The "Robin-Hood" style acts she hears described over and over again violate labor, FDA, caregiving, and supervisatory rules, and yet Dodson keeps the personal and technical details vague, so that she doesn't 'out' them. A central tenet of her book is that the very conditions endured reverse our conceptions of  right and wrong, and that unsustainable working conditions warrant minor and occasional lawlessness. Her book, which is more suited to policy-makers and social workers than the general public, points to the adverse effects that instability and poverty have on the child's school performance, and prescribes work reforms not merely as cushy band aids for worker morale, but as crucial to closing the 'achievement gap' in American schools.

Though both Dodson and Thompson reveal what is ostensibly 'hidden' from middle class Americans, what they describe is in fact representative of a large portion of the American work effort. Immigrants, legal or illegal, are more likely than not to have a hand in processing the food we consume, and it is estimated that the informal sector contributes to 10% of our GNP. In terms of legal jobs, since 1979, hourly earnings for 80% of American workers (private sector, non supervisory jobs) have risen by just 1% after inflation, while worker productivity has climbed 60%. 39% of the nation's children live in low-income households and one in four US-workers earns less than $9 an hour.  Though a new poverty threshold, set to be implemented for the fall 2010 census report will adjust "poverty" based on the cost of living in a given geography and extend more aid to families that need it, both of these books make clear that the way we pay the workers who bring us the food on our table and  who will care for us in our old age, is unsustainable.
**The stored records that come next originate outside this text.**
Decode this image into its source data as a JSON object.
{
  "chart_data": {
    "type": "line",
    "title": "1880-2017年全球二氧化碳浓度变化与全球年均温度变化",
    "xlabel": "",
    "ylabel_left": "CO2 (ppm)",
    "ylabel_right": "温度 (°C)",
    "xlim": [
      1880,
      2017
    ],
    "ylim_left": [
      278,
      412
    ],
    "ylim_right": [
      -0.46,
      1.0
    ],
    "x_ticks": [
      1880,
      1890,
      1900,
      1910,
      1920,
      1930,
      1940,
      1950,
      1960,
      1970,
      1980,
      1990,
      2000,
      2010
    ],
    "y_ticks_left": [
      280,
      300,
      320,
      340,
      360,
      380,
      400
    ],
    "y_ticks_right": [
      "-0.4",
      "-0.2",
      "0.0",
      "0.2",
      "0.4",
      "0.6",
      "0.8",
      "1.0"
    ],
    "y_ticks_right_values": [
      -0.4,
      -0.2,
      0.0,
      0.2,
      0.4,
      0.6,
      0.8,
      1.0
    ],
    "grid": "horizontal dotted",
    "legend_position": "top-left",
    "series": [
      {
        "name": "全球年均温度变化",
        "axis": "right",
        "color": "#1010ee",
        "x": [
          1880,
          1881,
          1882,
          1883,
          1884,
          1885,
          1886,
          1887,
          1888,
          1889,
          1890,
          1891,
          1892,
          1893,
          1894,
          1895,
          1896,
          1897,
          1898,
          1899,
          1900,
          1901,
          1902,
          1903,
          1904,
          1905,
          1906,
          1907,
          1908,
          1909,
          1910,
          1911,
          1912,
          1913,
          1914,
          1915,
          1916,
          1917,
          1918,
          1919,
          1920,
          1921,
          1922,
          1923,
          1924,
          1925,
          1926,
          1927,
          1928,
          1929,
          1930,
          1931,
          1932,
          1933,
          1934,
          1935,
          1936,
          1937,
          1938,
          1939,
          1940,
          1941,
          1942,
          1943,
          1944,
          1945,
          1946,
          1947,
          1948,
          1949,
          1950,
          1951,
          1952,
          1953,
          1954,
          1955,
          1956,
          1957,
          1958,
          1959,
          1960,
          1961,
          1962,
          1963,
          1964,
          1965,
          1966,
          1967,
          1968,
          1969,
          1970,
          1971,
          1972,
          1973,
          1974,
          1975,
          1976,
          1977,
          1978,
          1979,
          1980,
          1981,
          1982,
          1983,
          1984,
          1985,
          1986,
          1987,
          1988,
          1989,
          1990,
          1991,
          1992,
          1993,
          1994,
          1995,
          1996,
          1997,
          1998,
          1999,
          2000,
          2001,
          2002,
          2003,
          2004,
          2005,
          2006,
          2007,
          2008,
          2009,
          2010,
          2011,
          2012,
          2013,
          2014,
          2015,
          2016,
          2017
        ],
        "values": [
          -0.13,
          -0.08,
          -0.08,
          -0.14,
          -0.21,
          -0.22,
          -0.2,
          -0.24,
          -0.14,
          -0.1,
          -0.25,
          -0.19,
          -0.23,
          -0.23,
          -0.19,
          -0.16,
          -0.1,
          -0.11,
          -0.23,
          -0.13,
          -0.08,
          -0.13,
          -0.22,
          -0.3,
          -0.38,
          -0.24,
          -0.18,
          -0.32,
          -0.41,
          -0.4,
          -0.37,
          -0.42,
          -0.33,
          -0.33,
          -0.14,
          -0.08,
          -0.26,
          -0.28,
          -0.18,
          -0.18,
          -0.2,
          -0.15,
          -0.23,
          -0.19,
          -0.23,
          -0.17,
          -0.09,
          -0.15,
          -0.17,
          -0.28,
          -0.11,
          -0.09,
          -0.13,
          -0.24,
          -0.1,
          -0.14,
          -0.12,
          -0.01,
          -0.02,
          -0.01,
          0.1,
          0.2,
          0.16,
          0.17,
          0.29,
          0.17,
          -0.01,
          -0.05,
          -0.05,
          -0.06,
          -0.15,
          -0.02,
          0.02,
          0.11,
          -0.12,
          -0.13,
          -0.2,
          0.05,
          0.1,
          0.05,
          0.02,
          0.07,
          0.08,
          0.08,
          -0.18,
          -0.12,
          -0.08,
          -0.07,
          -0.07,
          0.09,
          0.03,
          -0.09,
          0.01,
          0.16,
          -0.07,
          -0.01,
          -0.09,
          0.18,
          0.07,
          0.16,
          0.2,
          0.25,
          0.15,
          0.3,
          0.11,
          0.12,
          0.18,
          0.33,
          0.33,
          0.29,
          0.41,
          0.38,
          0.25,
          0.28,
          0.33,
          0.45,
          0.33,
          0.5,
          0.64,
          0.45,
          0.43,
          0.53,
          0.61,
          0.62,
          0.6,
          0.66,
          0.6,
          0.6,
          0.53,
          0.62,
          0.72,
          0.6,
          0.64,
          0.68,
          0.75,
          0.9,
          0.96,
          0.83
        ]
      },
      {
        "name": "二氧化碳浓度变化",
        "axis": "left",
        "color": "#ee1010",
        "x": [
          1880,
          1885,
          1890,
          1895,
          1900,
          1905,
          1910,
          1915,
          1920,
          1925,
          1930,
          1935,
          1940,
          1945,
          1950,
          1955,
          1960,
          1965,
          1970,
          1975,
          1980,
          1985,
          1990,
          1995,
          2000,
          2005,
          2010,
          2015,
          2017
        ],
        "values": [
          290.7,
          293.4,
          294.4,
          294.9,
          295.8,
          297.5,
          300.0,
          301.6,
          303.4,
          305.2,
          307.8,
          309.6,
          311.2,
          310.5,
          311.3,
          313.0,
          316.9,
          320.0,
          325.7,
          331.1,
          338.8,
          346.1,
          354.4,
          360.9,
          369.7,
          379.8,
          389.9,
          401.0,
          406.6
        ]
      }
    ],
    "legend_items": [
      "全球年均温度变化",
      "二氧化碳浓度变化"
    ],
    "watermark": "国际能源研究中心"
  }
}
The publishing of both these books comes at a good time, adding to the discourse at a moment when we are reexamining both the Fordist workshop and American work-places stuck in an archaic (1950s) employment model of promotions in return for company loyalty. The regimen of cubicle-culture has become a punch-line in popular culture, its absurdities a ready-made situational comedy. Recent suggestions, from the hokey to the more serious, laud telecommuting, flexible hours, and the most dramatic of all, the "Results-Only Workplace". Of course, some of these solutions, which fit tech-workers and other knowledge-industry workers, may not make sense for service employees and other manual laborers whose physical presence is required. Nevertheless, anecdotal books like these will help as policy-makers and academics move forward with more prescriptive measures.